As we greet 2016, I’m celebrating a clean slate – emotionally, physically, financially, and spiritually. The past year was a parade (some might say a circus!) of “let goes” which brought an avalanche of good into my life.
If only it was easy. But part of the value of letting go, I find, resides in its difficulty. It requires trust, faith, and spiritual maturity to release old, outmoded stuff.
I “retired” from work in Health Education at Kaiser Permanente in August of 2015. But retire is so not the right word. It’s been more like a headlong leap into my writing and artistic life.
In the process, I did two important things – create a new work space in my home and join a co-working space for writers in San Francisco, The Writer’s Grotto.
But wait, you exclaim, why do you need two work spaces?
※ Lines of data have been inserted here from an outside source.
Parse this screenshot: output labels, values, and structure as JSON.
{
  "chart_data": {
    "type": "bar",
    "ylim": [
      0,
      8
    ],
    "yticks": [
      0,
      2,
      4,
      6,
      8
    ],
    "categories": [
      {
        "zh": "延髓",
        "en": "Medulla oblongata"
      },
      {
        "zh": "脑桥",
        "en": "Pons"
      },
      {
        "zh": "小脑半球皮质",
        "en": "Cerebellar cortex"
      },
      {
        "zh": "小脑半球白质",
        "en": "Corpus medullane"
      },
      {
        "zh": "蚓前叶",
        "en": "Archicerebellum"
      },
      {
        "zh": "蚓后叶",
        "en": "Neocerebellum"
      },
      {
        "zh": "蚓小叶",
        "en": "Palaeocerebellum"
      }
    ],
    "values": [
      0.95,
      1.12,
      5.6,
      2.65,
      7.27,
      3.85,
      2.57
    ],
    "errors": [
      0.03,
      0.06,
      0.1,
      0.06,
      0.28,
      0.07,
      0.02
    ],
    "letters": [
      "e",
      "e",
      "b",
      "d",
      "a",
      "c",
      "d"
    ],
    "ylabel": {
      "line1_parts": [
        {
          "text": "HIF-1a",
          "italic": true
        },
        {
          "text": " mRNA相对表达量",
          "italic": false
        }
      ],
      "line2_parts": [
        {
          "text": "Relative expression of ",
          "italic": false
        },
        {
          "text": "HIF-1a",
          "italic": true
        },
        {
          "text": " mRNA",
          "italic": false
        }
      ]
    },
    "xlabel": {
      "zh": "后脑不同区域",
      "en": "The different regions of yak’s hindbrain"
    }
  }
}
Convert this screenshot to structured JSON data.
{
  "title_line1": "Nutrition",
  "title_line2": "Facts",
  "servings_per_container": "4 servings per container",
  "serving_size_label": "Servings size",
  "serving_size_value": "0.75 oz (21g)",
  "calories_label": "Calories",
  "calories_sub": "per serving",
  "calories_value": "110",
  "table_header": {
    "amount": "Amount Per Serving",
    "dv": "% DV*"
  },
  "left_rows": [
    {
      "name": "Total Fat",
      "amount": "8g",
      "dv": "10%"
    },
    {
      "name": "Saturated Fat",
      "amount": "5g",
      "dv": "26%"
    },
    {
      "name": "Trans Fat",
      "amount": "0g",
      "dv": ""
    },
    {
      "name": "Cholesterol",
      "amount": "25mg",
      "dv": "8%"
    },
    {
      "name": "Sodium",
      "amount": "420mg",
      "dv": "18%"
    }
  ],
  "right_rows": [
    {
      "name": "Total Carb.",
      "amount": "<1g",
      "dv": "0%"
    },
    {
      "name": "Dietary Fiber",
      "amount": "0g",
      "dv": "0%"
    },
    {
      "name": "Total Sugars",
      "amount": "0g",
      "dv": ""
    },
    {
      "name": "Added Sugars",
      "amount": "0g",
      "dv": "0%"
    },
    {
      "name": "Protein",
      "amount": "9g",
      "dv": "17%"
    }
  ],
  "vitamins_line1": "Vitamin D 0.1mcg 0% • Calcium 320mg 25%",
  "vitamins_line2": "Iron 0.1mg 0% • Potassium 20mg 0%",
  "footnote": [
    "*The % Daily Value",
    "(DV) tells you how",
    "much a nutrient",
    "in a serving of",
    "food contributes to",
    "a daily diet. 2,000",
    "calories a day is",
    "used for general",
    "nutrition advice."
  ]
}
Oh, my little grasshoppers, because writing is a lonely profession, one that actually requires a village to do sanely and well. And what a magnificent village I have joined! (More on that in later posts.)
A private sanctuary is also vital for my creative life and, thus, the home work space. I live in my imagination – a lot! – and I like it that way, so I don’t handle moving stuff around in space very well. For that, I need helpers. And three splendid ones appeared: Brittni Coleman, Mohammed Ghaleb, and Camilla Hardmeyer.
With the help of these more practical angels, and with many fits and starts, I have been able to transform my home office since I left nine to five work.
I must also credit Marie Kondo, author of the best selling book The Life-Changing Magic of Tidying Up. Loaned to me by my daughter Meghan, this little book gave me the courage and motivation to tackle a massive decluttering.
I began with clothes. Then I sold or donated more than 15 boxes and bags of books. For me, books are like old personal friends so I practically sobbed on my way to the Friends of the Library bookstore. I also gave away old, outmoded furniture. This opened space for a new look and feel in my office.
“No matter how wonderful things used to be, we cannot live in the past,” Ms. Kondo writes. “The joy and excitement we feel here and now are more important.”
Once begun, letting go gains momentum and magically extends to our inner world. It is an ongoing, mysterious process, so I’ll report back as 2016 unfolds. To create space for the new, we must release the old.
Rev. Jeff Anderson at the Oakland Center for Spiritual Living speaks to this. You can follow Jeff at his website, or watch his talks online. I send him a big “namaste” for his inspiration and friendship this year.
I’m grateful for the support I’ve gotten to take the plunge and purge. And for all the wonderful new people and experiences that appeared in 2015.
May you be blessed with the ability to let go and receive all the good your heart desires in 2016. Let me know how it goes. I’m cheering all of us on!